Und doch wurde er ob seiner Detailversessenheit schon von Zeitgenossen wie Zola als Knöpfezähler, der den Geschmack der Bourgoisie bedient, verspottet. Man erfährt vom großen Rechercheaufwand für die Panoramen, die historischen Schlachten galten.
Irgendwann fällt es dann auf, dass fast alle Beispiele Geimers, wenn nicht von der Passionsgeschichte, dann von militärischer Geschichte handeln. Am Ende setzt er sich mit verschiedenen Strategien in Filmprojekten der Gegenwart auseinander, aus filmischem und fotografischem Archivmaterial ein beglaubigtes Bild der Vergangenheit nicht bloß zu dokumentieren, sondern zu reanimieren.

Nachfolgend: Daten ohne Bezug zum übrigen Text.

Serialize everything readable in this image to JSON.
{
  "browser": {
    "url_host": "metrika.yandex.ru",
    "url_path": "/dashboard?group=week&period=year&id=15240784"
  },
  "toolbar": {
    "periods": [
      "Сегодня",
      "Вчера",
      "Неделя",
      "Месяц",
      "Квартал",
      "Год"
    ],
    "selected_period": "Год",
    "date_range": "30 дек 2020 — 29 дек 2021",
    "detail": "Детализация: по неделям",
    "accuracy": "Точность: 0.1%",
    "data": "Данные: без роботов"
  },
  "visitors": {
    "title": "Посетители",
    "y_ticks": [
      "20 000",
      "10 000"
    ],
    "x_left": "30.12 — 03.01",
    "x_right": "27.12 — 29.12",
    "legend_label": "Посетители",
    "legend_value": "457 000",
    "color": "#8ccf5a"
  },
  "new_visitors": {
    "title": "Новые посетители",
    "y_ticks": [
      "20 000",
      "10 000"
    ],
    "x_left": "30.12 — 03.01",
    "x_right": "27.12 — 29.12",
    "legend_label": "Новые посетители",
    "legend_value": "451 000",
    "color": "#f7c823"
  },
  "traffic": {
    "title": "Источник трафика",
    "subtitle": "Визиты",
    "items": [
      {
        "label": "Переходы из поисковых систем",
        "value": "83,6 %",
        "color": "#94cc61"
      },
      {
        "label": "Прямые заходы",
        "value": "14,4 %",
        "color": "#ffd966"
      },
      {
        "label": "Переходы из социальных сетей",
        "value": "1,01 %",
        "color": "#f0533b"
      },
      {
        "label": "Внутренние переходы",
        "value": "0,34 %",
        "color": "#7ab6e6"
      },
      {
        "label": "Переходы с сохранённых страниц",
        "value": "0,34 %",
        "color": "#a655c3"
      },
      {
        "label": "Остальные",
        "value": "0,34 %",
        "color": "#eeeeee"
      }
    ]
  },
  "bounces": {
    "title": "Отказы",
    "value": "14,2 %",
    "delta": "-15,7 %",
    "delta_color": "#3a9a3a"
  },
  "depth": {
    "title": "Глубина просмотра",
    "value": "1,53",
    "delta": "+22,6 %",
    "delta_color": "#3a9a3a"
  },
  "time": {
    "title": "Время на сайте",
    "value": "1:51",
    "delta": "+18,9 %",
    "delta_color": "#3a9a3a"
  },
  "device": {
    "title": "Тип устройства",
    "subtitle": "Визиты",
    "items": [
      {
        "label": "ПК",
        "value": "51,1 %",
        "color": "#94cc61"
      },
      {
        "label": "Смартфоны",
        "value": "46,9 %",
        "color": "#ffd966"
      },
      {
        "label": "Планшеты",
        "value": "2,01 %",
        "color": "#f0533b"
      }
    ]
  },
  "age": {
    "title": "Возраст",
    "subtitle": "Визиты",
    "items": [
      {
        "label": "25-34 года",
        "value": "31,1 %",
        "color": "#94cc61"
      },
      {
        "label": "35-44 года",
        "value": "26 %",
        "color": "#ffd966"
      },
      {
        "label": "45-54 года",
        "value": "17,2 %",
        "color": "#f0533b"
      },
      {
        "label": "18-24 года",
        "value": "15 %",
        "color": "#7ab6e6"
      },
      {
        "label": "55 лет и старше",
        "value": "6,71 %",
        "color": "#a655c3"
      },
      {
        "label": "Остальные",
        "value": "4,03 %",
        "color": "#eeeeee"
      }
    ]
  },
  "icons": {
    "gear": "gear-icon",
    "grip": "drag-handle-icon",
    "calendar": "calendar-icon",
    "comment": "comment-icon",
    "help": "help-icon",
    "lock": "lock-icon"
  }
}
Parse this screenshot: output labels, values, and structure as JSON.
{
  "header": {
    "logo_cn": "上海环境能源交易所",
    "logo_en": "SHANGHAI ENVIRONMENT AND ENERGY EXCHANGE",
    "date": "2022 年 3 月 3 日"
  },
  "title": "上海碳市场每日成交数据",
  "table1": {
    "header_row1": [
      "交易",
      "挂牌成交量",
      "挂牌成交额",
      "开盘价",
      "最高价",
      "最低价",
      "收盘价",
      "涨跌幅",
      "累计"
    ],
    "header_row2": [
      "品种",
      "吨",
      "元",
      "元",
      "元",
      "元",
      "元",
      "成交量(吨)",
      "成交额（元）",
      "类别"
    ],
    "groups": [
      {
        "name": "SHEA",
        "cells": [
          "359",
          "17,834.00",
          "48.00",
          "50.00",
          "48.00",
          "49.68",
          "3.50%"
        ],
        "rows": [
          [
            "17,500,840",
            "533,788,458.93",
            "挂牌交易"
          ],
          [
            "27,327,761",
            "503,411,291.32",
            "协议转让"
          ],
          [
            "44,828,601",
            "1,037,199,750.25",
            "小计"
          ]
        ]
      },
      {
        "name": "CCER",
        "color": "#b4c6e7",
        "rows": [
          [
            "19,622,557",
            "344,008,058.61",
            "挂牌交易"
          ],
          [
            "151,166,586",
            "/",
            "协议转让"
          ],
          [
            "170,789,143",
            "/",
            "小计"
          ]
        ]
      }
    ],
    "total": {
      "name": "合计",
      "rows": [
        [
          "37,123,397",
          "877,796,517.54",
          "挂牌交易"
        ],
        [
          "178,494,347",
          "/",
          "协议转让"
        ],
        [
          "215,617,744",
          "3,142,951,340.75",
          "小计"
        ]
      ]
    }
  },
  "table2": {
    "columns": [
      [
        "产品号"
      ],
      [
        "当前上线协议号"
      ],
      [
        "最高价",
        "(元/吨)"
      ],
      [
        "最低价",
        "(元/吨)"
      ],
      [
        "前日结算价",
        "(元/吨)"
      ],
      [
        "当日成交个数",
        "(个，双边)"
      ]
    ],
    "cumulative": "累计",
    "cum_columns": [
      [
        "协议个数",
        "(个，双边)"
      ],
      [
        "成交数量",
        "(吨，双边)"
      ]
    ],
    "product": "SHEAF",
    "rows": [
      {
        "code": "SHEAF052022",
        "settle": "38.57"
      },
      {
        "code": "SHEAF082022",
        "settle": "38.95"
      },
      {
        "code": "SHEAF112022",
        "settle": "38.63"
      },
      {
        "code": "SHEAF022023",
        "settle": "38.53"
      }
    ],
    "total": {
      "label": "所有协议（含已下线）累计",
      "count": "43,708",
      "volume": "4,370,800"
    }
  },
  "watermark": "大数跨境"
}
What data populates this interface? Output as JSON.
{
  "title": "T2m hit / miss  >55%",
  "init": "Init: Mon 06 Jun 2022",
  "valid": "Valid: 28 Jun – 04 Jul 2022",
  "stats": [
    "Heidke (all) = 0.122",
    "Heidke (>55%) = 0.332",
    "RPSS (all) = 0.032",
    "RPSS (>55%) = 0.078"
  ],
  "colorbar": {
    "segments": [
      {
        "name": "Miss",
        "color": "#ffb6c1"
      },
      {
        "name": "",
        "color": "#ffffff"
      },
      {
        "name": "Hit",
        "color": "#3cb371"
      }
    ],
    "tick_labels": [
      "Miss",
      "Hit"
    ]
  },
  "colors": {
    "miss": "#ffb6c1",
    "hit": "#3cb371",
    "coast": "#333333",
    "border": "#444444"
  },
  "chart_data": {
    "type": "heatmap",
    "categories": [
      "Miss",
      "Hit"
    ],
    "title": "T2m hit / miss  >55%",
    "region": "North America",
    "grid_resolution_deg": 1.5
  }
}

Nachkolorieren schwarzweißer Bilder
Dass das Nachkolorieren von schwarzweißen Bildern aus dem Imperial War Museum in London etwa genutzt wurde, um emotional eine größere Nähe zu den im Bild erscheinenden Soldaten aus den Grabenkämpfen des Ersten Weltkriegs herzustellen, wie in Peter Jacksons „They Shall Not Grow Old“, von 2018.
Geimer begegnet solchen Versuchen der Anverwandlung mit Skepsis, auch weil sie Distanz und Respekt gegenüber denen vermissen lassen, mit deren Bild lange nach ihrem Tod hier gearbeitet wird.
Aber auch, weil er bei diesen Projekten vermisst, die Spannung zwischen zwei gegenläufigen Bewegungen offenzuhalten: Die Arbeit an der Rekonstruktion oder Reanimation der Geschichte sollte ihr Vergangensein, dass sie sich dem Zugriff entzieht, nicht überspielen.